Amerykańscy naukowcy pod kierownictwem Jaye Mejia-Duwan z Uniwersytetu Kalifornijskiego w Berkeley przeprowadzili analizę tego, w jaki sposób przyrost liczby samochodów elektrycznych wpływa na zanieczyszczenie powietrza. Zbadali sytuację na przykładzie stanu Kalifornia. Wyniki opublikowano w PLOS Climate.

Czytaj też: Na jednym ładowaniu pojedziemy dłużej? Samochody elektryczne zyskają nową baterię! Jest tylko jedno „ale”

Badanie tej zależności wyglądało bardzo interesująco. W specjalnym modelu połączono dwa zbiory danych, aby znaleźć jakieś konotacje. Naukowcy wykorzystali dane z programu dofinansowania zakupu samochodów elektrycznych na terenie Kalifornii za okres 2010-2021. W ten sposób mogli oni dowiedzieć się orientacyjnie, w jakich częściach stanu i w których latach przybyło najwięcej elektryków na drogach.

Następnie te dane porównano ze stanem jakości powietrza w tym samym okresie pod kątem zanieczyszczenia dwutlenkiem węgla, tlenkami siarki, azotu i drobnym pyłem zawieszonym PM2,5. O ile poziom stężenia tlenków w powietrzu zmalał i jest to skutek większej liczby samochodów elektrycznych na drogach, to nie można tego samego powiedzieć o PM2,5.

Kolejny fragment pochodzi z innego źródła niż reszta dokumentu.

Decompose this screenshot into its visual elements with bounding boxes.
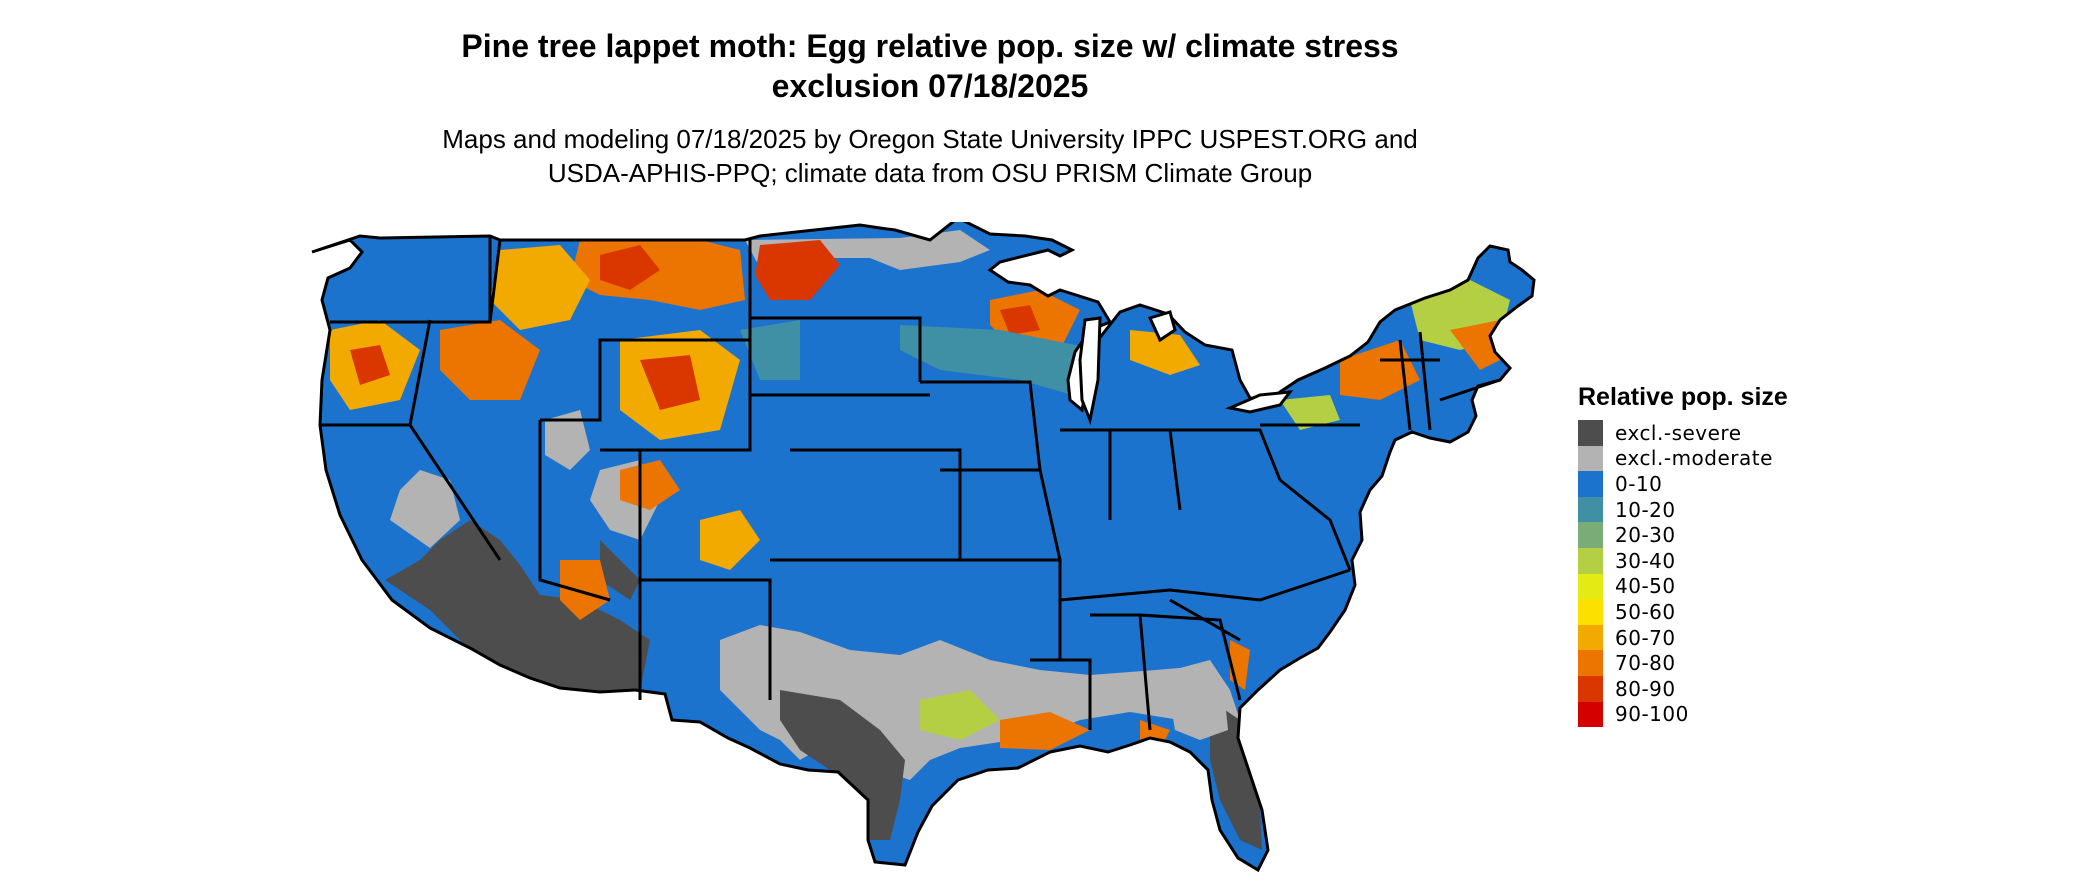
legend-label: 0-10 [1615,471,1663,496]
legend-swatch [1578,445,1603,472]
legend-swatch [1578,599,1603,625]
legend-swatch [1578,675,1603,702]
legend: Relative pop. size excl.-severe excl.-mod… [1578,380,1788,728]
legend-item: 50-60 [1578,599,1788,625]
legend-swatch [1578,420,1603,446]
map-subtitle-line-2: USDA-APHIS-PPQ; climate data from OSU PR… [547,158,1313,188]
legend-item: 60-70 [1578,624,1788,651]
legend-label: 20-30 [1615,523,1676,548]
legend-swatch [1578,496,1603,523]
map-title-line-2: exclusion 07/18/2025 [771,68,1089,104]
legend-swatch [1578,471,1603,497]
legend-item: 70-80 [1578,650,1788,676]
legend-label: 90-100 [1615,702,1689,727]
legend-item: 40-50 [1578,573,1788,600]
legend-item: 0-10 [1578,471,1788,497]
legend-label: 70-80 [1615,651,1676,676]
legend-label: 40-50 [1615,574,1676,599]
legend-item: excl.-severe [1578,420,1788,446]
legend-label: 30-40 [1615,548,1676,573]
great-lakes [1078,310,1294,426]
legend-swatch [1578,701,1603,728]
legend-item: excl.-moderate [1578,445,1788,472]
legend-items: excl.-severe excl.-moderate 0-10 10-20 20-30… [1578,420,1788,728]
map-subtitle-line-1: Maps and modeling 07/18/2025 by Oregon S… [442,124,1418,154]
legend-swatch [1578,522,1603,548]
us-map [310,222,1536,872]
legend-label: 10-20 [1615,497,1676,522]
suitability-areas [330,235,1520,750]
legend-swatch [1578,573,1603,600]
legend-label: 60-70 [1615,625,1676,650]
legend-item: 90-100 [1578,701,1788,728]
legend-label: excl.-moderate [1615,446,1773,471]
legend-label: 80-90 [1615,676,1676,701]
legend-item: 10-20 [1578,496,1788,523]
legend-label: 50-60 [1615,599,1676,624]
legend-swatch [1578,547,1603,574]
legend-title: Relative pop. size [1578,383,1788,411]
state-borders [320,236,1501,731]
legend-swatch [1578,650,1603,676]
legend-swatch [1578,624,1603,651]
legend-item: 80-90 [1578,675,1788,702]
legend-item: 20-30 [1578,522,1788,548]
legend-item: 30-40 [1578,547,1788,574]
legend-label: excl.-severe [1615,420,1742,445]
map-title-line-1: Pine tree lappet moth: Egg relative pop.… [461,28,1399,64]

Samochody elektryczne przyczyniają się do pogorszenia jakości powietrza w konkretnych miejscach

Jak przekonują uczeni, czystość powietrza zależy do tego, jak czysta jest energia do napędzania elektryków. Większe zapotrzebowanie na energię sprawiło, że elektrownie w Kalifornii przyczyniają się do większych emisji drobnego pyłu zawieszonego. Podobnie jak same pojazdy, które poruszając się po drogach, wzbijają kurz lub emitują PM2,5 przez zużywanie opon i hamulców.

Zauważono zaskakującą zależność, że większe stężenie pyłu zawieszonego odnotowano punktowo i ma to miejsce w bliskim sąsiedztwie elektrowni. Tereny te są zamieszkane przez osoby zagrożone wykluczeniem społecznym, np. osoby biedniejsze i o innym niż biały kolorze skóry. Wobec tego wyciągnięto wniosek, że wzrost liczby samochodów elektrycznych zakupionych z programu dofinansowań wpływa negatywnie na konkretne grupy społeczne.

Czytaj też: Co powiecie na samochody elektryczne z nieograniczonym zasięgiem? To drogie, ale możliwe

Naukowcy sugerują, że jeśli ta sytuacja będzie nadal trwać, to nierówności społeczne zaczną się pogłębiać. Rozwiązaniem problemu jest to, aby również najbiedniejszych wspierać w zakupie samochodów elektrycznych oraz przyspieszyć transformację energetyczną, rezygnując z emisyjnych źródeł energii.